Bernt sieht ein kleines Plaidbündel, das im Schnee auf und nieder hüpft. Eine rote Nase guckt oben heraus, ein Paar vergissmeinnichtblauer Augen mit strohblonden Brauen und Wimpern. Der wollene Schal ist kreuzweis um die winzige Gestalt herumgewickelt, auch um die Oberarme, was die Bewegungsfreiheit einigermassen einschränkt. Ein zweites Bündel, etwas dicker, mit noch röterer Nase, die stark läuft, und ebenso vergissmeinnichtblauen, ebenso strohblond bewimperten Augen, hüpft im Hintergrunde mit. Das Paar übernimmt nun die Führung. „Wollt ihr erst eure Pfoten abkratzen!“ ruft die Walküre ihnen nach. Die Zwillinge trampeln ein Weilchen auf dem Schabeisen herum und kichern. „Kroppzeug!“ Draussen im Hof geht das Klopfen weiter.

Unendlich lange drücken die Zwillinge an der Flurtür zwei Treppen rechts mit ihren roten Fäustchen den Klingelknopf nieder, beide gemeinsam. „Ich hab’ zuerst geklingelt“, sagt die eine. „Nein ich“, die andere.

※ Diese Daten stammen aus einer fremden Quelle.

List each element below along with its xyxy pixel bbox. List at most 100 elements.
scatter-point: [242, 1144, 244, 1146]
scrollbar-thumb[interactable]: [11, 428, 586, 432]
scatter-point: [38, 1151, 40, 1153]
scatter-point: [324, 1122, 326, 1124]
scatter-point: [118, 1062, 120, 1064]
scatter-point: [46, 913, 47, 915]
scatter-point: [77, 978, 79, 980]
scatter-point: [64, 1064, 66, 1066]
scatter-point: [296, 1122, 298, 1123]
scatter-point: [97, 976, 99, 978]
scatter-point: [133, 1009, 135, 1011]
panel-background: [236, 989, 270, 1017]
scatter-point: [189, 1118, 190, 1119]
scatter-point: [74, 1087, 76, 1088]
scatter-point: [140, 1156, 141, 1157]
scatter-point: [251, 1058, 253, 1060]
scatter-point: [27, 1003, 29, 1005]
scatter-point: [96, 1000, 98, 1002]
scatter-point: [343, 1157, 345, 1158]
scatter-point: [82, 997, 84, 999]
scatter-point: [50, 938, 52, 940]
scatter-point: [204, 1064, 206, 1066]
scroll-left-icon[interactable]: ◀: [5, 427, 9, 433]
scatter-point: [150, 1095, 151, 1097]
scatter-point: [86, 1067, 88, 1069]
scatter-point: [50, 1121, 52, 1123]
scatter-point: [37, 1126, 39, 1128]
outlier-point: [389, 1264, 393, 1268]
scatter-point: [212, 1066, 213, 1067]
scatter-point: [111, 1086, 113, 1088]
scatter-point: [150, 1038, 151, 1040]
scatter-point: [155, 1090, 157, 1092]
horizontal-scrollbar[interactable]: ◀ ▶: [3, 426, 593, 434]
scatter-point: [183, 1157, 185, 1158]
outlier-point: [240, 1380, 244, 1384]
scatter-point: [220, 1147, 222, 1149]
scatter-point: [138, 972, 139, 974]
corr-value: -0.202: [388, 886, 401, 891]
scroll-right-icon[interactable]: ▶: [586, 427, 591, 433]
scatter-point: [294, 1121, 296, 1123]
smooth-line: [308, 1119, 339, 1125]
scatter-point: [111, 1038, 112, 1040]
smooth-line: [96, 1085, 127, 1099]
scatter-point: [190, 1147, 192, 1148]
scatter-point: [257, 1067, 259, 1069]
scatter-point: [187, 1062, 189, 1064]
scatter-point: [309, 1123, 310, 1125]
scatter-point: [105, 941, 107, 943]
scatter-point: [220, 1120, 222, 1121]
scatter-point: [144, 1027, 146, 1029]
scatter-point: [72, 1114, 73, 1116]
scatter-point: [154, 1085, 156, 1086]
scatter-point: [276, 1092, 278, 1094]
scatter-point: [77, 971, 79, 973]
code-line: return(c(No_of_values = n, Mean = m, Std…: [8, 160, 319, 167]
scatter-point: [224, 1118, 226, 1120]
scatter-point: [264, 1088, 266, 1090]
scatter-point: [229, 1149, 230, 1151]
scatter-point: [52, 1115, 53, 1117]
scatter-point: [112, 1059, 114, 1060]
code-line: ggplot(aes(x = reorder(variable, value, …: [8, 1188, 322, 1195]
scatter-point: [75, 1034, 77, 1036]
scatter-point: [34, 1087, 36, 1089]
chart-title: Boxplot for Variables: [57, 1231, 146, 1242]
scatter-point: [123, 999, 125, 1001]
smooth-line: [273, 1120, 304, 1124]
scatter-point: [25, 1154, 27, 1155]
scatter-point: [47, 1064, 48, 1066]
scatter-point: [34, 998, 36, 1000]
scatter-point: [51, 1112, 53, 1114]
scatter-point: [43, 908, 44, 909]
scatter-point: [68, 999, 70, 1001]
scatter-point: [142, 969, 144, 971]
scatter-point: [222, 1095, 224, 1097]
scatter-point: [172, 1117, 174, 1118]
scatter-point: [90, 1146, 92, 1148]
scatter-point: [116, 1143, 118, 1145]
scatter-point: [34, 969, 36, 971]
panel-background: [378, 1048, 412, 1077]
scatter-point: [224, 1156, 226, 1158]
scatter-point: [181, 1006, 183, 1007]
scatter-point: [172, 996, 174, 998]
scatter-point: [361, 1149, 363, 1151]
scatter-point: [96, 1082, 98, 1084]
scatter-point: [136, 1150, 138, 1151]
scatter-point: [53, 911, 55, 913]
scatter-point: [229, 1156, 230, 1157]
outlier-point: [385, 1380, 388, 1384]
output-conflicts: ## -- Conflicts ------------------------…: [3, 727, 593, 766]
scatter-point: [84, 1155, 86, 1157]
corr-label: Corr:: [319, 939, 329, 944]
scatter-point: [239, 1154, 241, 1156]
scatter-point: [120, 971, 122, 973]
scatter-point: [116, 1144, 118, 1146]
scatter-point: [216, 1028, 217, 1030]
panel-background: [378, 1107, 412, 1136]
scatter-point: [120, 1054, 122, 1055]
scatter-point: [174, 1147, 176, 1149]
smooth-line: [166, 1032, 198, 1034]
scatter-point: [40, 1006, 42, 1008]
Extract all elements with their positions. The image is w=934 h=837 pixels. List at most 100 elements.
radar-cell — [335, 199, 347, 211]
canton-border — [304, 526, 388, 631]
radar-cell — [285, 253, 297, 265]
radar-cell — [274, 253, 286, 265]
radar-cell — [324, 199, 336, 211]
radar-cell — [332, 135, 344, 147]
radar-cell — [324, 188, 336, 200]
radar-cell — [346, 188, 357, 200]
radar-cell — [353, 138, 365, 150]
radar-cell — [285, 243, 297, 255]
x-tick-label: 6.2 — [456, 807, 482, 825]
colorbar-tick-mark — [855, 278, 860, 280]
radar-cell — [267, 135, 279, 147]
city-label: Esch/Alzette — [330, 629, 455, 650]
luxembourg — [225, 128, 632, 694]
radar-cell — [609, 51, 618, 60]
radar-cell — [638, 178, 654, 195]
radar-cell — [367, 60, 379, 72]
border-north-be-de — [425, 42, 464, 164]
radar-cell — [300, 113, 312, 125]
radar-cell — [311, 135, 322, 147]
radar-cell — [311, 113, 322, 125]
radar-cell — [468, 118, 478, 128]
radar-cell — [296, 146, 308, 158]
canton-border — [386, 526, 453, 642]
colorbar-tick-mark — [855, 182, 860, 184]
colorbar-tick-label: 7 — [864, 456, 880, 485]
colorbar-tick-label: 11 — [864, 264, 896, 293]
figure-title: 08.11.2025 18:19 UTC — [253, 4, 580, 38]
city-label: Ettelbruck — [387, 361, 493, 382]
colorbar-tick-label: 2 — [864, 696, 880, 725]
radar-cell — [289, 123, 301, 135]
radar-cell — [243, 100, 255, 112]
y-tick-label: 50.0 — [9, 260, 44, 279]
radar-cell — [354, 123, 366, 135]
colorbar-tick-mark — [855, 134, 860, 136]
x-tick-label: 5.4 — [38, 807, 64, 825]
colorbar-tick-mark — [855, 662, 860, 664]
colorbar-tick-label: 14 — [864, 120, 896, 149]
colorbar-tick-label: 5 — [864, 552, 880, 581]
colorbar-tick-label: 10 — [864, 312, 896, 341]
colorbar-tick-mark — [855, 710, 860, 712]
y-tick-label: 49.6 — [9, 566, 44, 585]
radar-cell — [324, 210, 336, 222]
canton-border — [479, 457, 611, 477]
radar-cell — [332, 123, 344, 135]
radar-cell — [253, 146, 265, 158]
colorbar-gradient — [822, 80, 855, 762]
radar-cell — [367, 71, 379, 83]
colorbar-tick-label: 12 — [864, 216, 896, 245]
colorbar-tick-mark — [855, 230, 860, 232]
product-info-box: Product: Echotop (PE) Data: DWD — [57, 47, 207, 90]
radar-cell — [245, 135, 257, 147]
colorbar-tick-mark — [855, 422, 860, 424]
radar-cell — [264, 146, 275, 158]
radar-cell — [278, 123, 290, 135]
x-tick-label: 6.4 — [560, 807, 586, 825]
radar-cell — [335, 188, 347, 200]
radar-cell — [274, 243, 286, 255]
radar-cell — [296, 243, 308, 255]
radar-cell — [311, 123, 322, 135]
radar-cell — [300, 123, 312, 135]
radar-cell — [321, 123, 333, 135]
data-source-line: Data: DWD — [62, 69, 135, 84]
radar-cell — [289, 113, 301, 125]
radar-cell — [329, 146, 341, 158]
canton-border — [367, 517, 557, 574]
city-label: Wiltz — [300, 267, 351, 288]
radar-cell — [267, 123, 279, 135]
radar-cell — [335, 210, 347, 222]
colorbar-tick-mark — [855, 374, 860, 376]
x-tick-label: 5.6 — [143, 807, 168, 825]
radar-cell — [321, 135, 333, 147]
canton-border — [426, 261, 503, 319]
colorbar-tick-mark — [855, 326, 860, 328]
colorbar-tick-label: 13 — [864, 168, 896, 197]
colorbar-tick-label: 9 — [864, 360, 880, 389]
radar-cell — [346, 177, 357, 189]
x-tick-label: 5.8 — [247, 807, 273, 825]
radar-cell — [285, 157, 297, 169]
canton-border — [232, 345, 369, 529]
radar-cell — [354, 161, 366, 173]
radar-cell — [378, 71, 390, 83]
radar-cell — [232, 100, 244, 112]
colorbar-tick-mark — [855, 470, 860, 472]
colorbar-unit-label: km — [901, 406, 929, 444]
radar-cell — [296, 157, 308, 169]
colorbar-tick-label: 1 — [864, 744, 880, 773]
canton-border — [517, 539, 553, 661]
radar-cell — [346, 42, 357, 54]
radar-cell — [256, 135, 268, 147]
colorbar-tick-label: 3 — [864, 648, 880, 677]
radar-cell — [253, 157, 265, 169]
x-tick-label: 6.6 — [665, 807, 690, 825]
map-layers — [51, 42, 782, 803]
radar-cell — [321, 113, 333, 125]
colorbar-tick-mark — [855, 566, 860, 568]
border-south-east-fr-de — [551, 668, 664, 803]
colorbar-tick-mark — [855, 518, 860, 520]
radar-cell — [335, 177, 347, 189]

Auf das Sturmzeichen kommen rasche, leichte Schritte näher, die Tür geht auf, und die kleine Mie erscheint. „Mein Gott!“ seufzt sie, als sie den fremden Herrn sieht. „Von der Steuer?“

„Olshagen. Der Amtsgerichtsrat Seyb schickt mich. Ich bin zum Vormund der Kinder ernannt worden, Fräulein Heimsöth.“

„Ach, von Droeseke und Koh! — Kinder, so macht doch Platz und lasst den Herrn eintreten. Bitte sehr, ach, das ist furchtbar freundlich, ich wäre natürlich ebenso gern selbst ... Dagmar, wo hast du dein Taschentuch? Ingrid, so hör doch bloss mit Klingeln auf.“

„Ich hab’ zuerst!“ triumphiert das dickere Plaidbündel. „Zuerst — und zuletzt!“

„Ja doch, ja doch ... Entschuldigen Sie, Herr Olshagen.“

Es kann sich ja nur um eine Blitzvisite handeln. Bernt will einen Blick in die Wohnung werfen. Die Zwillinge müssen ihm ihre roten kleinen Pfoten geben, nachdem sie einer mehr symbolischen Reinigung unterzogen sind. Also das ist Dagmar und das ist Ingrid. Solang sie die Plaidumschnürung tragen, kann man sie unterscheiden — die dickere ist Ingrid, weil sie das dickere Plaid bekommen hat —, aber in ihren groben schwarzen Kleidchen ähneln sie einander erschreckend. Schönheiten sind sie gerade nicht, die Zwillinge. Richtige Semmelköpfe.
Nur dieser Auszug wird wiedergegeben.